Book Review; 101 Crimes of the Century
Now and again I have a need to read grisly books based on fact. No idea why, it’s not like it sates a deep dark desire I may harbour, or to give me ideas for my own havoc on the world but like a train wreck there is a part of our human psyche that needs to shocked, needs to witness repulsion, and most of all, needs to feel insecure.
This book did just that and did it very well. And further to that it does it in a way that you are not required to read through scores of forensic notes nor the drivel associated with psychologist and psychiatrist’s about why people do the unthinkable things that they do…and while it covers 101 actual crimes, each crime is well versed within a couple of pages each giving history, the crime itself, and sometimes aftermath.
Yep, if you want to be aware of some of the most horrific crimes in the last hundred years then this is a good place to start. It will never serve as a reference to a school project of uni degree but it will certainly give you a rundown on some of history’s more notorious criminals.
It covers the assassination of two US Presidents (go figure) and that of the Archduke Ferdinand (starting the First World War) as well as some random drop-ins such as the bikie fight in Sydney and the sinking of The Rainbow Warrior, and even a vague (in fact the one that seemed well out-of-place in this book) explanation of The Holocaust. But, and forever making my stomach turn, it was the serial killers and multiple murderers (which are in fact different) that hit hardest.

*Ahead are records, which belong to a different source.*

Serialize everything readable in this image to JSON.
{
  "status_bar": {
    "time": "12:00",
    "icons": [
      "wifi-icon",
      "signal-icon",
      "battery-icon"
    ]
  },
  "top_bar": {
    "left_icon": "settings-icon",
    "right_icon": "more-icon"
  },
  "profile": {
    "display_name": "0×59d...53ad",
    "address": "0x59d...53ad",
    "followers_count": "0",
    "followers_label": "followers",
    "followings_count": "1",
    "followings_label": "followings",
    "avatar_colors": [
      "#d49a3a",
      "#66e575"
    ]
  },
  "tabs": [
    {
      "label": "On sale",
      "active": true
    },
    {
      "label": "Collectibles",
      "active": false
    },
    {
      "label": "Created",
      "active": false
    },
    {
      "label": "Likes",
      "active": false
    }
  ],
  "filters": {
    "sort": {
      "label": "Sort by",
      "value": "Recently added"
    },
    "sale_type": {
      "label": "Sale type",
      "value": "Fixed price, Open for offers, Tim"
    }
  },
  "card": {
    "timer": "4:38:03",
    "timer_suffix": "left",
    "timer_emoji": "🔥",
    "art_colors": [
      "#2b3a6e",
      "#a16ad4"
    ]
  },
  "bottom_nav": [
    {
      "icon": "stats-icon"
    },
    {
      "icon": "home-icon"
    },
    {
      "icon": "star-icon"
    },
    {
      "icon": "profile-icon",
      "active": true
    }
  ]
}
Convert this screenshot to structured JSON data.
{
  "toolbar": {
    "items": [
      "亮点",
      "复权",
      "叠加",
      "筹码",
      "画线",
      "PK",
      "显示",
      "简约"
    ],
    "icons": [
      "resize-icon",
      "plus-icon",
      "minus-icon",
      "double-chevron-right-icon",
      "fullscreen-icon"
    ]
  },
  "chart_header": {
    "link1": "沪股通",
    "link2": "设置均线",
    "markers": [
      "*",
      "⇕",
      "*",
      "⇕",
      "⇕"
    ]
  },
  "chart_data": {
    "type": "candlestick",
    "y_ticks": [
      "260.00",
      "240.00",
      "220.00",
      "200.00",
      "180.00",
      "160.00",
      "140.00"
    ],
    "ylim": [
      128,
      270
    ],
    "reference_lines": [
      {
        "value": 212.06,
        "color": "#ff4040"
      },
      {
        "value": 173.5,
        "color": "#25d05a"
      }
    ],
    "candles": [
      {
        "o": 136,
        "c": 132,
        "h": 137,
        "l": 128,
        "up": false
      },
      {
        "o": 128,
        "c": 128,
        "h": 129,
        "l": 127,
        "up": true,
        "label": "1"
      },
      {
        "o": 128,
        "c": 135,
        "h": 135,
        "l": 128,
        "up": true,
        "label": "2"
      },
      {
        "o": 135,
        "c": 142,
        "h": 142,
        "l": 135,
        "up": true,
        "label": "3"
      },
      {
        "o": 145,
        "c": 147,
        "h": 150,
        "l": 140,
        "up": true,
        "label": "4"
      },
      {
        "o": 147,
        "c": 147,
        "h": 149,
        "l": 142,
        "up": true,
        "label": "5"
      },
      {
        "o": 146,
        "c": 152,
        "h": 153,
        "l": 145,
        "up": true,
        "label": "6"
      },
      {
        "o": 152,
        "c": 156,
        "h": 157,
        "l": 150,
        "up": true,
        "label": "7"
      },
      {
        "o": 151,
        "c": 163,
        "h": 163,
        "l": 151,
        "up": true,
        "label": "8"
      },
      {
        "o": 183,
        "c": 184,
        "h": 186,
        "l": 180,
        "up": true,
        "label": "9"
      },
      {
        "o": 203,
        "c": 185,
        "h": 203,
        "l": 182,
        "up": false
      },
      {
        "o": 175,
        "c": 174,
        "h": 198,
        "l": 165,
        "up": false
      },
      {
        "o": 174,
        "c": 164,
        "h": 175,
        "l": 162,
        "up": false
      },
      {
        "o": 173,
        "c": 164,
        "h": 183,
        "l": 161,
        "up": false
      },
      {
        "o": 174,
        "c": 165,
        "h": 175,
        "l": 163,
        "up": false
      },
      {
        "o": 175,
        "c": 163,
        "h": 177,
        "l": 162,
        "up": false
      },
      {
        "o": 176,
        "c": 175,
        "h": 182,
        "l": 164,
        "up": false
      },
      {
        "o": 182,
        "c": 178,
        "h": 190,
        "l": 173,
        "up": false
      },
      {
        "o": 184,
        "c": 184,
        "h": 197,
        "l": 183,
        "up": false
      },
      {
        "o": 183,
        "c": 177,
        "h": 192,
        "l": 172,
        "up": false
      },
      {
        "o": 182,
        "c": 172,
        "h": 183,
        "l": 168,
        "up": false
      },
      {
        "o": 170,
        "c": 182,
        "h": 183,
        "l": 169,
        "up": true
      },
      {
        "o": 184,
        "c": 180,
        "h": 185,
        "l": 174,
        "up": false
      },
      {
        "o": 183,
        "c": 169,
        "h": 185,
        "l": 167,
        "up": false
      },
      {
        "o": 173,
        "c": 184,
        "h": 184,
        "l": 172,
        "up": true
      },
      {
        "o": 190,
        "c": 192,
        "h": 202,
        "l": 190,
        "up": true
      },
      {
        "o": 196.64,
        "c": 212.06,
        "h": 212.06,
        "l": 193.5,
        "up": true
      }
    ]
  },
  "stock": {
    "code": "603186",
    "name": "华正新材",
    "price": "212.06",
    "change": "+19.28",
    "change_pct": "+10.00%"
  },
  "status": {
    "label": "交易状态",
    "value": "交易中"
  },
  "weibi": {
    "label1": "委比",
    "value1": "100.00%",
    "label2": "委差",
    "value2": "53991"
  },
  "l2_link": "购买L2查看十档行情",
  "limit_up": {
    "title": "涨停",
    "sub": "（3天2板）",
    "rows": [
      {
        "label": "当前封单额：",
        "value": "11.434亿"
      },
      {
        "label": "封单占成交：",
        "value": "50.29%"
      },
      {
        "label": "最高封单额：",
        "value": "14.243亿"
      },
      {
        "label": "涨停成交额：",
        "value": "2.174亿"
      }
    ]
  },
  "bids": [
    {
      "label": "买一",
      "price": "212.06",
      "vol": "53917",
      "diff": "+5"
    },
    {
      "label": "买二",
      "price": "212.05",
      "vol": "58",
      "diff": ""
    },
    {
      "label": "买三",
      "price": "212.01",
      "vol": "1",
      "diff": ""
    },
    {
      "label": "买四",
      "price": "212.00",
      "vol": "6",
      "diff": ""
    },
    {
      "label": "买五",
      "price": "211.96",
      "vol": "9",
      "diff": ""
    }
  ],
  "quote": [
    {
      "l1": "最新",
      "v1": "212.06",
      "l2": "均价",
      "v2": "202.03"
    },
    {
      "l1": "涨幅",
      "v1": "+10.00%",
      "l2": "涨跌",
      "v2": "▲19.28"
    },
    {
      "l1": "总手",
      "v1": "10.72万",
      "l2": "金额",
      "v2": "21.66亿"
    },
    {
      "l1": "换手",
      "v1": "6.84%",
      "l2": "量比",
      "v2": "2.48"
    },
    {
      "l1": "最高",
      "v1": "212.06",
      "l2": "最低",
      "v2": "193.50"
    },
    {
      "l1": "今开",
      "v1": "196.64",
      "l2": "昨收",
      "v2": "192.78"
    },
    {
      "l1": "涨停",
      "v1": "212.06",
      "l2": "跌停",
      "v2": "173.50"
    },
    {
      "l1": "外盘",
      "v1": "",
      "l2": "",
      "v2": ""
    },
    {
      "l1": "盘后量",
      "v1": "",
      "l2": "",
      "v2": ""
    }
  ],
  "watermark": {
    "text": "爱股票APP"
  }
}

From the notorious Wests and the Moor Murderers to Port Arthur and Ted Bundy, these stories will have you tiptoeing to the kid’s bedrooms to make sure they’re all right, trust me.
Some stories probably didn’t warrant their place in this book, and some were notably missing, but considering the last 100-odd years of history this book could well have increased three-fold in size if it attempted to chronicle even a small percentage of the harm and terror humanity has endured.